Justice M. Nagaprasanna yesterday passed the order while dismissing the petition filed by the PSI T.B. Padmavathi, who had challenged the FIR registered against her on the very direction issued by the High Court itself in April.
Interestingly, the petitioner had “maintained stoic silence” and not even whispered about the orders passed by the High Court in an earlier petition directing the registration of a criminal case against her after reviewing CCTV footage that captured her physically assaulting a woman Advocate inside a Police Station in Bengaluru city.
“The concealment is not peripheral; it is foundational. Had the co-ordinate Bench been apprised that the registration of the FIR was not a routine Police action but one born out of a specific judicial direction issued by the High Court itself after prima facie satisfaction of the petitioner’s overt misconduct, the consideration for grant of interim relief would have stood on an altogether different footing,” the Court observed.
The issue stems from a road rage incident on Feb. 23, 2025, when the Advocate Nabonitha Sen’s car was allegedly damaged by an auto-rickshaw driver.
When Advocate Sen approached the Mico Layout Traffic Police Station to lodge complaint against the autorickshaw driver, the Police allegedly delayed registering her complaint. Out of frustration, Sen behaved erratically dislodging certain papers, following which PSI Padmavathi was called to the Station.
On reaching the station, Padmavathi allegedly kicked the Advocate repeatedly without any provocation and this act was captured on CCTV inside the Station.
Later, the Police also registered a case against Sen for obstructing the Police from discharging their duty.

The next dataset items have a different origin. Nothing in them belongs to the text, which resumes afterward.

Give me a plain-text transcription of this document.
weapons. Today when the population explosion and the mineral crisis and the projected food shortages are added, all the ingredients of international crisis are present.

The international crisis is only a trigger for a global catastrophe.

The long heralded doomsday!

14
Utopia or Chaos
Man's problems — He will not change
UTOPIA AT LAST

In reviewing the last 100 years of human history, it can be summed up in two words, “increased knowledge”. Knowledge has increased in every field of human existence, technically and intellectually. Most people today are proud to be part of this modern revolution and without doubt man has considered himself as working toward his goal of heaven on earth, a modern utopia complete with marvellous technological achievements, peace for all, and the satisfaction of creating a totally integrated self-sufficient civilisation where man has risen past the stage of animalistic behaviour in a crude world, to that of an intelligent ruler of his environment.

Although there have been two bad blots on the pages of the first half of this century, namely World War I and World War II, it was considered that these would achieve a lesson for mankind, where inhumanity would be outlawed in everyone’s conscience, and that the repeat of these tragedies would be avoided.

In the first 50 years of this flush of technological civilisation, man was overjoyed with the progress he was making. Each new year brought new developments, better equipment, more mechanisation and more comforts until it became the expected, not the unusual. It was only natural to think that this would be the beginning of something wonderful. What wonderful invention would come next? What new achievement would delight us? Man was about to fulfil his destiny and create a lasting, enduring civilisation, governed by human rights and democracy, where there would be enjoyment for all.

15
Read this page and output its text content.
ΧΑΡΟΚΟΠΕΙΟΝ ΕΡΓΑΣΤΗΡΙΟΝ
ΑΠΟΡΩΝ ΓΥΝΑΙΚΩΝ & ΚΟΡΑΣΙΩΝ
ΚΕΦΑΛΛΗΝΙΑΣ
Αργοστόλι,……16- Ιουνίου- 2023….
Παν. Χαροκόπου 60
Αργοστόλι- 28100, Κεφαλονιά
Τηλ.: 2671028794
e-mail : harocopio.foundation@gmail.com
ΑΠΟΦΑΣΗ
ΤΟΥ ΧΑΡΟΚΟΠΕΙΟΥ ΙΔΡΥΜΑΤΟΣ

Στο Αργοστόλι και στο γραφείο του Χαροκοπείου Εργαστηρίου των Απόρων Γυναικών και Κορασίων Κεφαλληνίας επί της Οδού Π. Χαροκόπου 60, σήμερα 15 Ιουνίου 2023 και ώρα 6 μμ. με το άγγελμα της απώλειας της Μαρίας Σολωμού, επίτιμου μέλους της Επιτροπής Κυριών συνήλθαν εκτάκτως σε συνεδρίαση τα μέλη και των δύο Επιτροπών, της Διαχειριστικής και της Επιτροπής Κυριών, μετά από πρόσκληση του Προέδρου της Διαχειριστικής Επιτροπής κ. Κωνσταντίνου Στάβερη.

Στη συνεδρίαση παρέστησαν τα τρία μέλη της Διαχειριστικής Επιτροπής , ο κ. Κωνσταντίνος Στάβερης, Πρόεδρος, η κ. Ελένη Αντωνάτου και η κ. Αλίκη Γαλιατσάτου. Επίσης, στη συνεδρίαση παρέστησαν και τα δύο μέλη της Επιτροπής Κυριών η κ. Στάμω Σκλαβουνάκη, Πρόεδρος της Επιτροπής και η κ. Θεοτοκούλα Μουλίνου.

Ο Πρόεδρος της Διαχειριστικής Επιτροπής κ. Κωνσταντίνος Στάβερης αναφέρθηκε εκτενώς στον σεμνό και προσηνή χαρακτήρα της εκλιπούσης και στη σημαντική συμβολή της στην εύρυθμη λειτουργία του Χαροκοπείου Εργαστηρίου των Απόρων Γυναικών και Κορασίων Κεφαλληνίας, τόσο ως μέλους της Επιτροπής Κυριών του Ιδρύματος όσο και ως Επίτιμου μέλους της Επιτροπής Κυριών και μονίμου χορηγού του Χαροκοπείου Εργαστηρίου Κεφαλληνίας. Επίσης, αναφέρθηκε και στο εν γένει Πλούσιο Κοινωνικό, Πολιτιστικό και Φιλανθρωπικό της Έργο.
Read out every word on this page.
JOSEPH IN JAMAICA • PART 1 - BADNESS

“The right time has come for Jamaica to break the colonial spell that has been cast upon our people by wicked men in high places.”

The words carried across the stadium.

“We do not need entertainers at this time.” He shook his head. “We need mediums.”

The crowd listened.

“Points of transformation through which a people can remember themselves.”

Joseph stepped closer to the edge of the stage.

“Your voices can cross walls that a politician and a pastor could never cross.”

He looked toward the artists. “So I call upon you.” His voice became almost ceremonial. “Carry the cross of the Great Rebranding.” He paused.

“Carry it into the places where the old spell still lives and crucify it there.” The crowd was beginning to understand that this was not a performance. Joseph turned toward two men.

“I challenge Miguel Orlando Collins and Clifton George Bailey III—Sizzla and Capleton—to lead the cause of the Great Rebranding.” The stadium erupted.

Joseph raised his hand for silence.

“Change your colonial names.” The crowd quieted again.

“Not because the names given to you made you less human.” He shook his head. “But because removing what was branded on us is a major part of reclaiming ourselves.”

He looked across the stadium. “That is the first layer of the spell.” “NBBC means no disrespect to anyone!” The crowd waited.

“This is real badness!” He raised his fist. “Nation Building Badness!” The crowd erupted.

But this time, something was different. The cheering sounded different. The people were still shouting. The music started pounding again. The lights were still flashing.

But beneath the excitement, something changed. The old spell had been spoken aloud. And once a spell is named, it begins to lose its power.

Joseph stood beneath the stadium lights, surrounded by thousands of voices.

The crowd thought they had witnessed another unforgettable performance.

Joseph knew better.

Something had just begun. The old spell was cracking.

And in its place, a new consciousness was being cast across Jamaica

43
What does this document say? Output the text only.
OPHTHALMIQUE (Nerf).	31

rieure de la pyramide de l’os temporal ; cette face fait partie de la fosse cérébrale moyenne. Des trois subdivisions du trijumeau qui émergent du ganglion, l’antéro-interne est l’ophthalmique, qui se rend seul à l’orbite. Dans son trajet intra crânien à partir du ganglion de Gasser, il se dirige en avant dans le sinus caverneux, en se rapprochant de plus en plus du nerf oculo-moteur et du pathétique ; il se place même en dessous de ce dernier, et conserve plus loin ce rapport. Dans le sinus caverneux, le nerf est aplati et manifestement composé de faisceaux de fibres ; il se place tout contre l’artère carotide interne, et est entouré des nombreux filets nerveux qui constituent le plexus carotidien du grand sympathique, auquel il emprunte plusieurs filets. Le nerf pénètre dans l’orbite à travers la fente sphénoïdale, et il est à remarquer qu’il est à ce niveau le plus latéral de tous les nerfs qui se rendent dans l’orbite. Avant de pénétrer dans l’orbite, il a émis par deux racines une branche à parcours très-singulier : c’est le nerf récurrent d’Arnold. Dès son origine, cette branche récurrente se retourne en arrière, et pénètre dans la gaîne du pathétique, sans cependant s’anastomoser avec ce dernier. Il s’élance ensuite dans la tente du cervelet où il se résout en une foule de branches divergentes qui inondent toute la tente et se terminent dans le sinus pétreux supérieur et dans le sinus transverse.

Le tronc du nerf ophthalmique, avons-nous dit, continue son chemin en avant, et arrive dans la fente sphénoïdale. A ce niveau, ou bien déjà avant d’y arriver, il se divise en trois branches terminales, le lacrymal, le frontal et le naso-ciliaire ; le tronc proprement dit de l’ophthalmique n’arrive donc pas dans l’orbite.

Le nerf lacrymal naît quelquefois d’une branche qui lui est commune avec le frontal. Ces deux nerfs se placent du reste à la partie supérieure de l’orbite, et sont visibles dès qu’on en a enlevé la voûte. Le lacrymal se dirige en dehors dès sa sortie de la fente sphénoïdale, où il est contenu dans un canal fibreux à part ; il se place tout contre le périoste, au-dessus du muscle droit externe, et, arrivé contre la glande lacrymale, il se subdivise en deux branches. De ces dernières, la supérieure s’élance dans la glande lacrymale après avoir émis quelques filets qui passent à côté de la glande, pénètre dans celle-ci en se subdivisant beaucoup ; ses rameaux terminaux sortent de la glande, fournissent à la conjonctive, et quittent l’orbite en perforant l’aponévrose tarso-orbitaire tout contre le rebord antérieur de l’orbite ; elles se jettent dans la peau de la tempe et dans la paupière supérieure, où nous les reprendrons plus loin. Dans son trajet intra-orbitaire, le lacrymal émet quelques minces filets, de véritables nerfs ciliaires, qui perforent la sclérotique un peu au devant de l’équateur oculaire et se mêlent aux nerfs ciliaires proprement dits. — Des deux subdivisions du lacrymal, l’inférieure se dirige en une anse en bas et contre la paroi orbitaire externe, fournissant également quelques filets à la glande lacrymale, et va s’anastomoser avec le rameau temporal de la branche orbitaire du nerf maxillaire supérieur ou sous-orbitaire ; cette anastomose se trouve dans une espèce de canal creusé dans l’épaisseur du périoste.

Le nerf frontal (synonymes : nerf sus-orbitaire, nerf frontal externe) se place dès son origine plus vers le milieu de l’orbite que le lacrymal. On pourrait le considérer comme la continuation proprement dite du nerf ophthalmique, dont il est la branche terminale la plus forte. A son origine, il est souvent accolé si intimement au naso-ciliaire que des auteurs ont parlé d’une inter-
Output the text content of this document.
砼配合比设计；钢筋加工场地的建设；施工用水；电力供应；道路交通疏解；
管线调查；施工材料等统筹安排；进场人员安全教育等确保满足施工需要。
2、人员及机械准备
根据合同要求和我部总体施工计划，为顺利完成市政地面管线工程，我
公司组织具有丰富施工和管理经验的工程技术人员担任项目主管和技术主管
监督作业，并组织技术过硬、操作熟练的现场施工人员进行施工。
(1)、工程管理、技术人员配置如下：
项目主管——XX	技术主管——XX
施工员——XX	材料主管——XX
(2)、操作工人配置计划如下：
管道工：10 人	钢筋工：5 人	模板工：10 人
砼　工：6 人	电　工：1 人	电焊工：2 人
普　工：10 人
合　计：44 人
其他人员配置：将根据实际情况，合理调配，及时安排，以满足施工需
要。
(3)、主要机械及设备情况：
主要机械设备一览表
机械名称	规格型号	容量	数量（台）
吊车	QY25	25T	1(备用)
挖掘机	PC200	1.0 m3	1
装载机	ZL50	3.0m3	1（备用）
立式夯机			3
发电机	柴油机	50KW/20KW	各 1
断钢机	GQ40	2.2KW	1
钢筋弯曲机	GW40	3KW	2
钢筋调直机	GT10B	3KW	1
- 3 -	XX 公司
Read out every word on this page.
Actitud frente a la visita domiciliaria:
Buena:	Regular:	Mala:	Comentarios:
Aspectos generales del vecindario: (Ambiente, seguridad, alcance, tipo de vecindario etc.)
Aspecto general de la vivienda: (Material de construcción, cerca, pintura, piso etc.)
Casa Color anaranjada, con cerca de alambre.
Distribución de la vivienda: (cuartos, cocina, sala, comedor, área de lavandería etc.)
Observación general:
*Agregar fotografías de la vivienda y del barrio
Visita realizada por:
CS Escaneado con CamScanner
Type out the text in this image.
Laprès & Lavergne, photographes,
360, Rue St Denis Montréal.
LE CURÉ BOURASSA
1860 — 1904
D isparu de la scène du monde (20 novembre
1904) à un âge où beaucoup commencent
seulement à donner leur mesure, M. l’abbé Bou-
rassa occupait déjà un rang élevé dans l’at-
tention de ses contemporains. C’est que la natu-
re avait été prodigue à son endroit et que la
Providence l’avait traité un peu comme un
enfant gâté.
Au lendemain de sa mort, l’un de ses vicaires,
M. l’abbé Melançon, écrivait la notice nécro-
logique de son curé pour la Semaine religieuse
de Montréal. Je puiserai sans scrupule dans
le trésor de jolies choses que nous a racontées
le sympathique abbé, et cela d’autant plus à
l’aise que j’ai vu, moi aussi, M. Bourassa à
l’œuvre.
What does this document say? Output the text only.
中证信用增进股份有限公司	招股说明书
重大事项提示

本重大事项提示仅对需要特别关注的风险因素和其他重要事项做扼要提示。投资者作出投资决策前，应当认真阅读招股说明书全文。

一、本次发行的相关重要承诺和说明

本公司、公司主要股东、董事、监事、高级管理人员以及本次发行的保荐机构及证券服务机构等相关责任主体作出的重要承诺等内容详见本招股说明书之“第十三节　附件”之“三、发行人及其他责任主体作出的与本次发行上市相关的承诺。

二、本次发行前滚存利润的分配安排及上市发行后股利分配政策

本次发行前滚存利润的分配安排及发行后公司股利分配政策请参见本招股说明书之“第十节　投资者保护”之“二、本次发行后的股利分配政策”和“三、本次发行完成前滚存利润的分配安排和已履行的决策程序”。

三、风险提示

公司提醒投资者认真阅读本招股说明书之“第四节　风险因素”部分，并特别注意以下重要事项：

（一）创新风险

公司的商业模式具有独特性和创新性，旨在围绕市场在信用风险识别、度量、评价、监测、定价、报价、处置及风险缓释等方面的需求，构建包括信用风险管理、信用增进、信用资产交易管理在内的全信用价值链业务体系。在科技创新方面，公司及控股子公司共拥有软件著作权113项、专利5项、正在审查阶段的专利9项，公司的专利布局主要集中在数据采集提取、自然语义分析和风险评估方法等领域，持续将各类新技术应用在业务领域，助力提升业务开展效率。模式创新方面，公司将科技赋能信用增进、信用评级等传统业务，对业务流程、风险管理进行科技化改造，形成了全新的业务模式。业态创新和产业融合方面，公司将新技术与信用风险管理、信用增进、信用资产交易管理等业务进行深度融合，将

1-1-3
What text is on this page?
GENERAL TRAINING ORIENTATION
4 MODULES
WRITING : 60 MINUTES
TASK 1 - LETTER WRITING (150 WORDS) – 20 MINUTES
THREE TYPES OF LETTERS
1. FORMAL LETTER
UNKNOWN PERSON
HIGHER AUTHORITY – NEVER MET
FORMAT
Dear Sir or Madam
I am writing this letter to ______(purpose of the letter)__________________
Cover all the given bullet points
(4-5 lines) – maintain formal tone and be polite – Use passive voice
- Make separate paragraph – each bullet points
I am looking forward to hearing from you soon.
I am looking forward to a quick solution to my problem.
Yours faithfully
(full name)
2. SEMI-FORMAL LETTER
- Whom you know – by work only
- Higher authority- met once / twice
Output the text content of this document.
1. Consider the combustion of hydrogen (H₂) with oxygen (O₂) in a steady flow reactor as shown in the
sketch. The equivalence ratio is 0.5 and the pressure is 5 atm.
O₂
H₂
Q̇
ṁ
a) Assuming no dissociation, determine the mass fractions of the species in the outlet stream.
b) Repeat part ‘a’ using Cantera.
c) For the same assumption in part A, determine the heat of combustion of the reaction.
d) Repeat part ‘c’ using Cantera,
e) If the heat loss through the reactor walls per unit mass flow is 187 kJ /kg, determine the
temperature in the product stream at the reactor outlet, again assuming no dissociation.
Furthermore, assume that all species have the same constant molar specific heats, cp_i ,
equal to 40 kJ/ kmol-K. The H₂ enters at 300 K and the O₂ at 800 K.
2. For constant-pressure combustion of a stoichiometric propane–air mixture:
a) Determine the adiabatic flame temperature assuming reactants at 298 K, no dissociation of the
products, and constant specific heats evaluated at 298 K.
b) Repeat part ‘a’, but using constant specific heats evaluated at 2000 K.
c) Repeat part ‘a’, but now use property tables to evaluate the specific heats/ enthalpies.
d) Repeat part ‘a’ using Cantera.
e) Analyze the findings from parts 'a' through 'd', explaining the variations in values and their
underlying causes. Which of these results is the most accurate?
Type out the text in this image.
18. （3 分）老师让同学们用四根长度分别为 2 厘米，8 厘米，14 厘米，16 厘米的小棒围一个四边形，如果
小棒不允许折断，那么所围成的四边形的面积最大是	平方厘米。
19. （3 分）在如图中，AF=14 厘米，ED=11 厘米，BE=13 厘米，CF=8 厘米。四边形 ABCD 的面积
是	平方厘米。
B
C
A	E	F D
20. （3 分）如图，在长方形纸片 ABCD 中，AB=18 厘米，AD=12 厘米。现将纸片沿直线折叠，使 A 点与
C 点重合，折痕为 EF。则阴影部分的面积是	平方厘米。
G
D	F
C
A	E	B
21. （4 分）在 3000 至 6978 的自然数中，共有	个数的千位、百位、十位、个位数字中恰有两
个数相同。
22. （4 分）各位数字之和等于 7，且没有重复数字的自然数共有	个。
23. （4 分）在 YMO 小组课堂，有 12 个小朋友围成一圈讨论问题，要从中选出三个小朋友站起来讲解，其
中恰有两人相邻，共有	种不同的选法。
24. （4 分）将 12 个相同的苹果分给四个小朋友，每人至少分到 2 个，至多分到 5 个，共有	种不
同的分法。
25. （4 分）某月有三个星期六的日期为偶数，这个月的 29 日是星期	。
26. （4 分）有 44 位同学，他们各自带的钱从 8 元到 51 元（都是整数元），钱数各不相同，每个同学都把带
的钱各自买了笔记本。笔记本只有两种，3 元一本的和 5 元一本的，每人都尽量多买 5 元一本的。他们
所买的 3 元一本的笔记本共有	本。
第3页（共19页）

It was during the hearing of the petition filed by the Advocate Sen, challenging the FIR registered against her, that the Court viewed the CCTV footage, which showed conduct of both, the Advocate and the woman PSI. Following this, the Court, on April 17, ordered registration of FIR against Padmavathi also for her conduct and ordered for a thorough and impartial probe.
The FIR was registered against Padmavathi on May 5 and she filed the petition before the High Court challenging the FIR on May 19 and a Vacation Bench of the High Court, on May 21, stayed the probe as she had not disclosed in her petition that the FIR was registered based on Court’s own direction.